Delivery for Ms Joyce
, meaning the one left alive. Hen, no doubt, interfering again, getting rid of the last of Angel’s things, sending stuff back, blocking up Angel’s room trying to shock them, was that it? He put on his anorak emblazoned with his own logo, ‘WJ Storage’, and went out to fetch his wife, as angry as he had ever been. She would be in that bus shelter at the other end, the one where he and she had their best conversations, ever since their first courtship there, forty years ago. There was nowhere else to go then, except the back seat of his Dad’s borrowed car. Hen didn’t know that.
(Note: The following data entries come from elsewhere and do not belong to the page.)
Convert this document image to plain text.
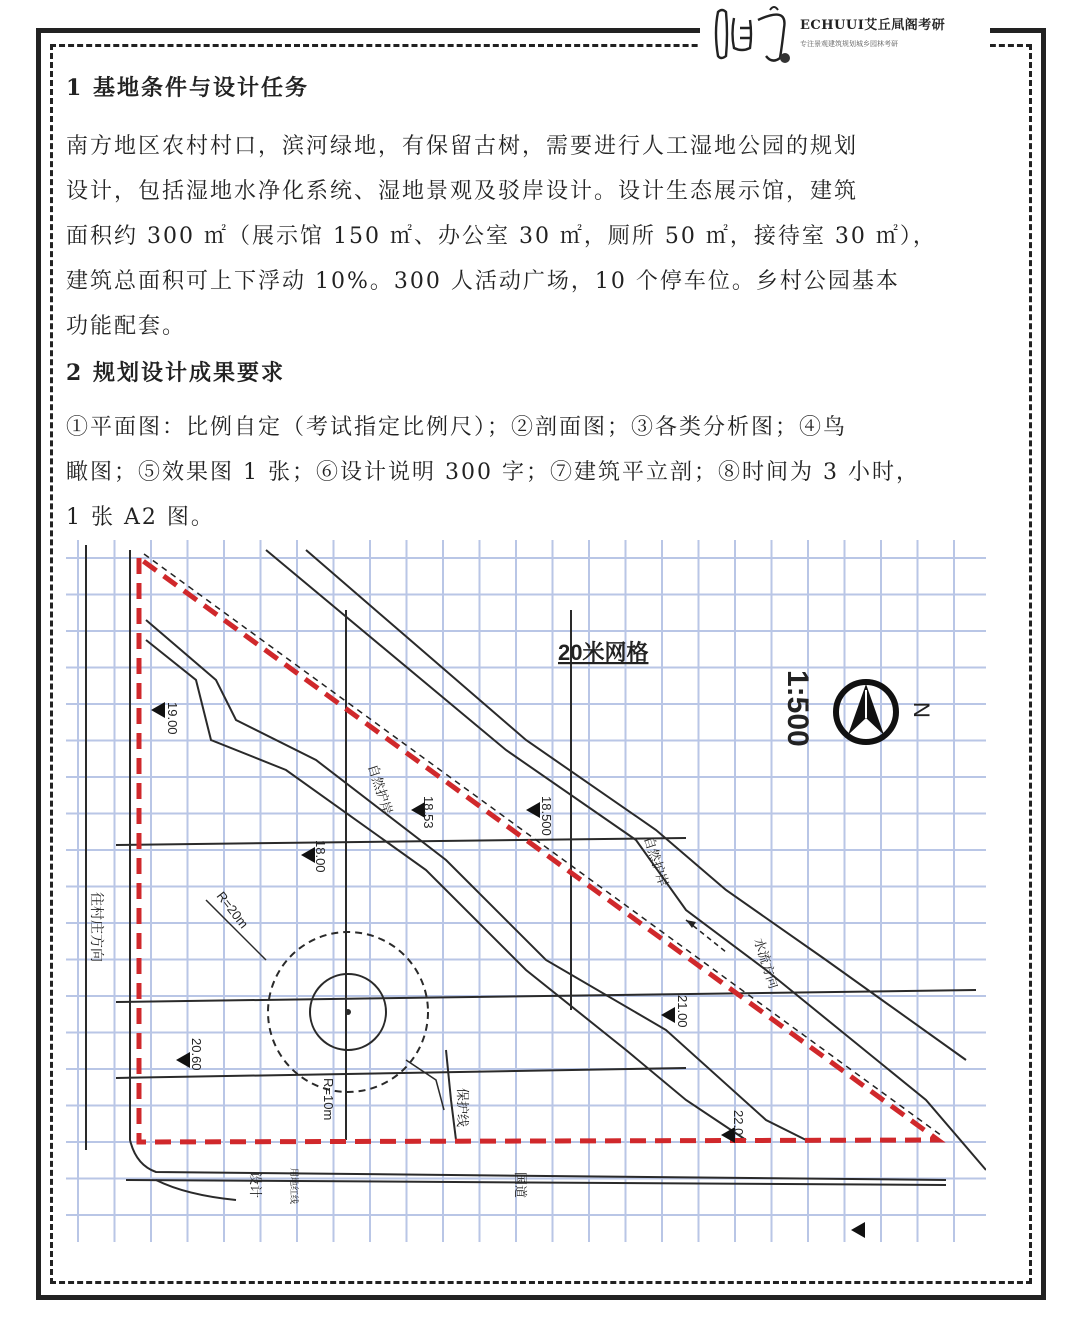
ECHUUI艾丘凬阁考研
专注景观建筑规划城乡园林考研
1 基地条件与设计任务

南方地区农村村口，滨河绿地，有保留古树，需要进行人工湿地公园的规划

设计，包括湿地水净化系统、湿地景观及驳岸设计。设计生态展示馆，建筑

面积约 300 ㎡（展示馆 150 ㎡、办公室 30 ㎡，厕所 50 ㎡，接待室 30 ㎡），

建筑总面积可上下浮动 10%。300 人活动广场，10 个停车位。乡村公园基本

功能配套。

2 规划设计成果要求

①平面图：比例自定（考试指定比例尺）；②剖面图；③各类分析图；④鸟

瞰图；⑤效果图 1 张；⑥设计说明 300 字；⑦建筑平立剖；⑧时间为 3 小时，

1 张 A2 图。

20米网格
1:500	N
19.00
18.53	18.500
18.00
21.00
20.60
22.0
自然护岸
自然护岸
水流方向
往村庄方向	R=20m
R=10m	保护线
设计	国道
用地红线
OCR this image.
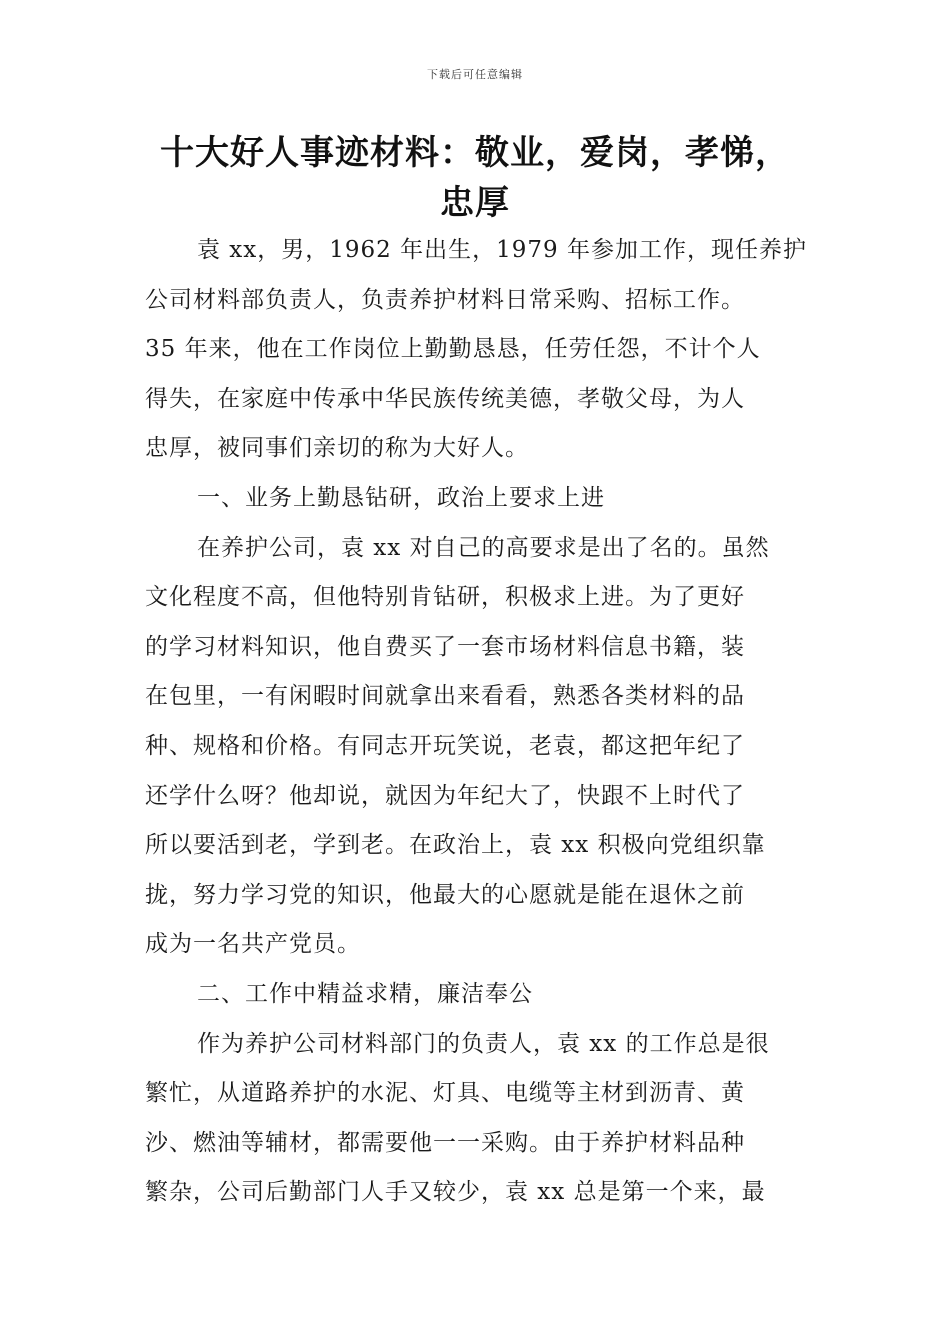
下载后可任意编辑
十大好人事迹材料：敬业，爱岗，孝悌，
忠厚
袁 xx，男，1962 年出生，1979 年参加工作，现任养护
公司材料部负责人，负责养护材料日常采购、招标工作。
35 年来，他在工作岗位上勤勤恳恳，任劳任怨，不计个人
得失，在家庭中传承中华民族传统美德，孝敬父母，为人
忠厚，被同事们亲切的称为大好人。
一、业务上勤恳钻研，政治上要求上进
在养护公司，袁 xx 对自己的高要求是出了名的。虽然
文化程度不高，但他特别肯钻研，积极求上进。为了更好
的学习材料知识，他自费买了一套市场材料信息书籍，装
在包里，一有闲暇时间就拿出来看看，熟悉各类材料的品
种、规格和价格。有同志开玩笑说，老袁，都这把年纪了
还学什么呀？他却说，就因为年纪大了，快跟不上时代了
所以要活到老，学到老。在政治上，袁 xx 积极向党组织靠
拢，努力学习党的知识，他最大的心愿就是能在退休之前
成为一名共产党员。
二、工作中精益求精，廉洁奉公
作为养护公司材料部门的负责人，袁 xx 的工作总是很
繁忙，从道路养护的水泥、灯具、电缆等主材到沥青、黄
沙、燃油等辅材，都需要他一一采购。由于养护材料品种
繁杂，公司后勤部门人手又较少，袁 xx 总是第一个来，最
Right, who am I? He asked himself on the way. Will Joyce, likely lad, married young, soon after that looking for a business opportunity and a family. What did he get? A business, a marriage that wouldn’t produce babies, and a wife he would love for ever and ever. And there was Hen, making a point, blocking up Angel’s room. She must have meant it; she wanted to take over that room as if Angel had never been there, remind them of her own existence, show her resentment about not being needed, teach them something. He stood on the seafront, with the wind howling around him, and phoned her number on the mobile phone he hated. Heard her whispering and saying, Dad? Is that you, and him shouting back, come down and get all that crap out of here, and her saying, Can I call you back, as if it was nothing important and she hadn’t done that to them, had all that shit delivered to take up Angel’s room, how could she?